秦苍微微颔首,表示明白。他不需要多问,只需执行。易子川的命令,姜怀玉的暗示,都指向一个方向——这些名字背后,藏着宋秦林大人枉死的真相,也藏着那个名为“黑厂”的恐怖阴影。
“去吧,”易子川的声音带着一丝不易察觉的疲惫,更多的却是铁一般的意志,“随时回报,用我们自己的渠道。”
“属下领命!”秦苍再次抱拳,身形一晃,如同融入阴影的猎豹,悄无声息地退出了书房,消失在外面的夜色里。沉重的门扉合拢,隔绝了他离去的最后一丝气息。

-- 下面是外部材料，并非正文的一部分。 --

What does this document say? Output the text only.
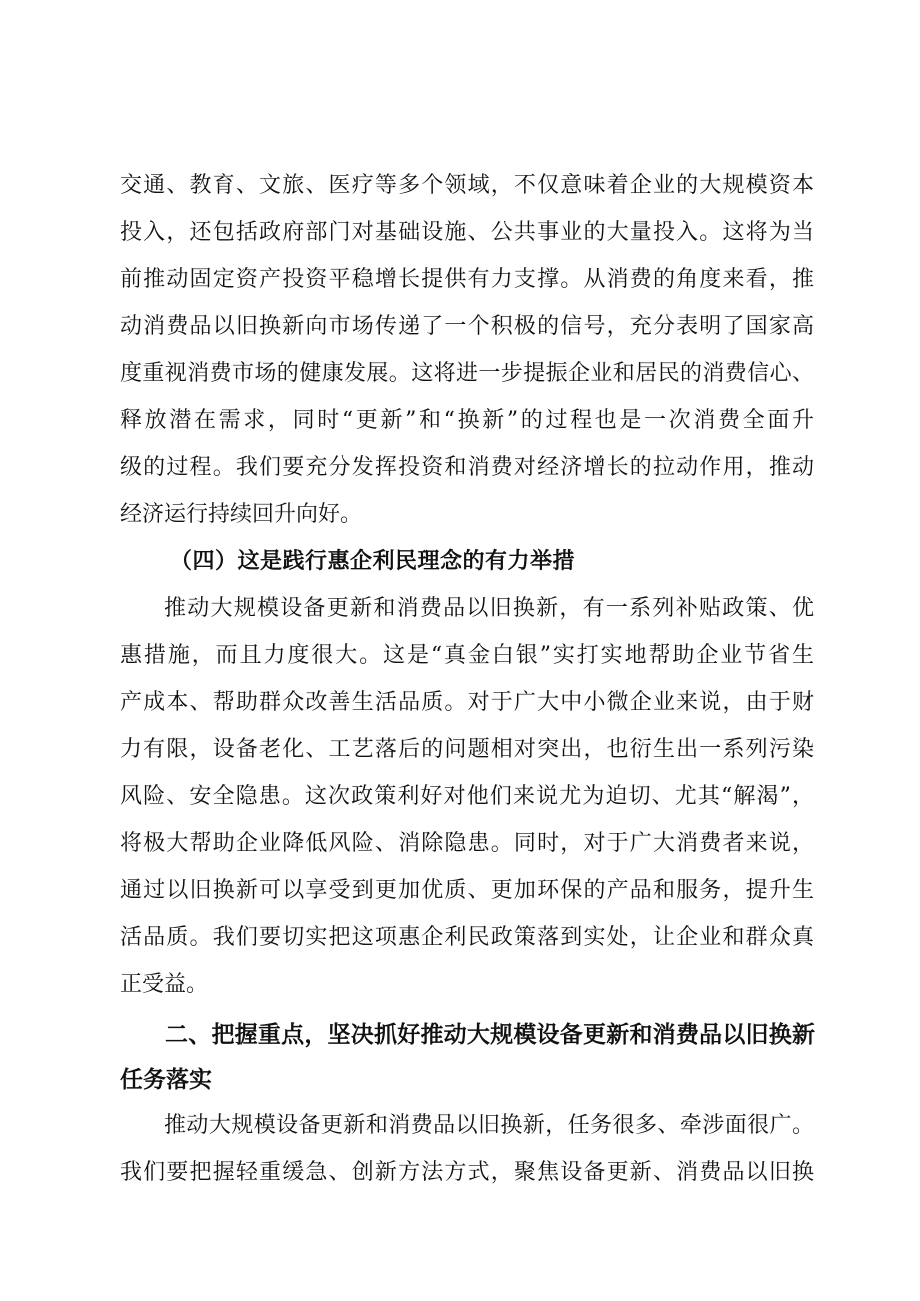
交通、教育、文旅、医疗等多个领域，不仅意味着企业的大规模资本
投入，还包括政府部门对基础设施、公共事业的大量投入。这将为当
前推动固定资产投资平稳增长提供有力支撑。从消费的角度来看，推
动消费品以旧换新向市场传递了一个积极的信号，充分表明了国家高
度重视消费市场的健康发展。这将进一步提振企业和居民的消费信心、
释放潜在需求，同时“更新”和“换新”的过程也是一次消费全面升
级的过程。我们要充分发挥投资和消费对经济增长的拉动作用，推动
经济运行持续回升向好。
（四）这是践行惠企利民理念的有力举措
推动大规模设备更新和消费品以旧换新，有一系列补贴政策、优
惠措施，而且力度很大。这是“真金白银”实打实地帮助企业节省生
产成本、帮助群众改善生活品质。对于广大中小微企业来说，由于财
力有限，设备老化、工艺落后的问题相对突出，也衍生出一系列污染
风险、安全隐患。这次政策利好对他们来说尤为迫切、尤其“解渴”，
将极大帮助企业降低风险、消除隐患。同时，对于广大消费者来说，
通过以旧换新可以享受到更加优质、更加环保的产品和服务，提升生
活品质。我们要切实把这项惠企利民政策落到实处，让企业和群众真
正受益。
二、把握重点，坚决抓好推动大规模设备更新和消费品以旧换新
任务落实
推动大规模设备更新和消费品以旧换新，任务很多、牵涉面很广。
我们要把握轻重缓急、创新方法方式，聚焦设备更新、消费品以旧换
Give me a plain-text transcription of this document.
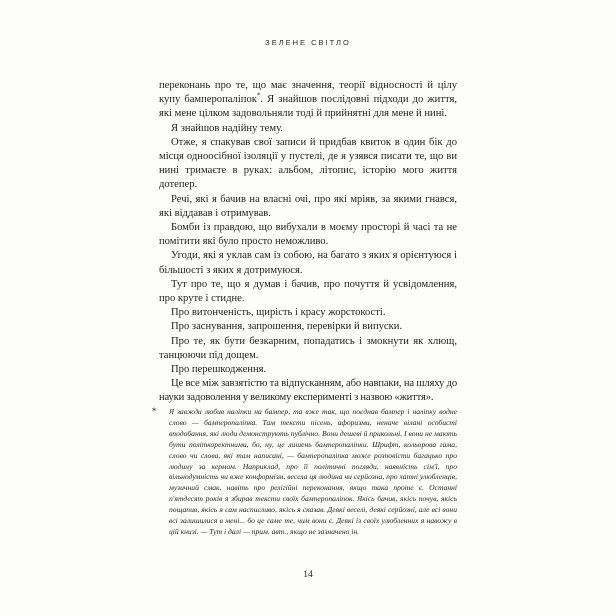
ЗЕЛЕНЕ СВІТЛО

переконань про те, що має значення, теорії відносності й цілу купу бамперопаліпок*. Я знайшов послідовні підходи до життя, які мене цілком задовольняли тоді й прийнятні для мене й нині.

Я знайшов надійну тему.

Отже, я спакував свої записи й придбав квиток в один бік до місця одноосібної ізоляції у пустелі, де я узявся писати те, що ви нині тримаєте в руках: альбом, літопис, історію мого життя дотепер.

Речі, які я бачив на власні очі, про які мріяв, за якими гнався, які віддавав і отримував.

Бомби із правдою, що вибухали в моєму просторі й часі та не помітити які було просто неможливо.

Угоди, які я уклав сам із собою, на багато з яких я орієнтуюся і більшості з яких я дотримуюся.

Тут про те, що я думав і бачив, про почуття й усвідомлення, про круте і стидне.

Про витонченість, щирість і красу жорстокості.

Про заснування, запрошення, перевірки й випуски.

Про те, як бути безкарним, попадатись і змокнути як хлющ, танцюючи під дощем.

Про перешкодження.

Це все між завзятістю та відпусканням, або навпаки, на шляху до науки задоволення у великому експерименті з назвою «життя».

* Я завжди любив наліпки на бампер, та вже так, що поєднав бампер і наліпку водне слово — бамперопаліпка. Там тексти пісень, афоризми, неначе вілані особисті вподобання, які люди демонструють публічно. Вони дешеві й прикольні. І вони не мають бути політкоректними, бо, ну, це лишень бамперопаліпки. Шрифт, кольорова гама, слово чи слова, які там написані, — бамперопаліпка може розповісти багацько про людину за кермом. Наприклад, про її політичні погляди, наявність сім'ї, про вільнодумність чи вже конформізм, весела ця людина чи серйозна, про хатні улюбленців, музичний смак, навіть про релігійні переконання, якщо така проте є. Останні п'ятдесят років я збирав тексти своїх бамперопаліпок. Якісь бачив, якісь почув, якісь пощапив, якісь я сам насписливо, якісь я сказав. Деякі веселі, деякі серйозні, але всі вони всі залишилися в мені... бо це саме те, чим вони є. Деякі із своїх улюбленних я навожу в цій книзі. — Тут і далі — прим. авт., якщо не зазначено ін.
14
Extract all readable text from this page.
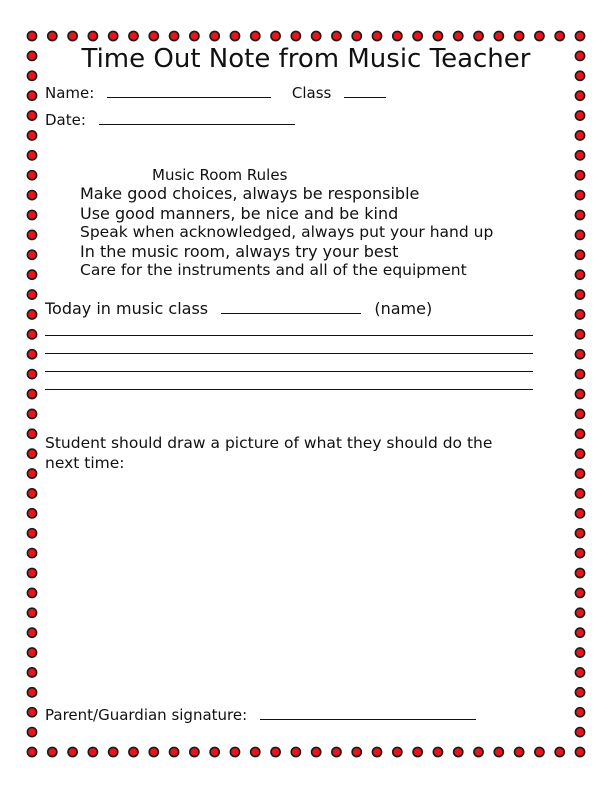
Time Out Note from Music Teacher
Name:	Class
Date:
Music Room Rules
Make good choices, always be responsible
Use good manners, be nice and be kind
Speak when acknowledged, always put your hand up
In the music room, always try your best
Care for the instruments and all of the equipment
Today in music class	(name)
Student should draw a picture of what they should do the
next time:
Parent/Guardian signature:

书房内再次陷入沉寂,气氛却比之前更加凝重。易子川的目光重新落回空了的桌面,仿佛那里还摊着那本要命的册子。秦苍,是他手中最锋利也最隐秘的刀,此去探查,凶险莫测。册子上那些名字,每一个都可能是一个深不见底的陷阱,一个早已设好的杀局。
“秦苍此去……”夏简兮打破了沉默,秀眉微蹙,“只怕是龙潭虎穴。”
“他清楚自己在做什么。”易子川的声音没有波澜,但紧抿的唇角泄露了他内心的紧绷,“我们也没得选。‘黑七’是唯一能抓住的尾巴,哪怕它连着的是头择人而噬的凶兽。”
姜怀玉走到窗边,推开一道缝隙,冰冷的夜风灌入,吹动他额前的碎发,也吹散了些许室内的压抑。他望着秦苍消失的方向,嘴角勾起一抹没有温度的笑意:“希望他能带点‘惊喜’回来。比如……某个本该死了的人,却还喘着气。那才有趣。”
夜风呜咽,卷动着窗外的枝叶,发出沙沙的声响,像是在为这场悄然展开的生死追索,奏响沉重的序曲。江南的繁华锦绣之下,暗流汹涌,杀机已现。秦苍的身影,正悄然潜行于这无边的夜色之中,去揭开那被刻意掩埋的、血淋淋的过往与现状。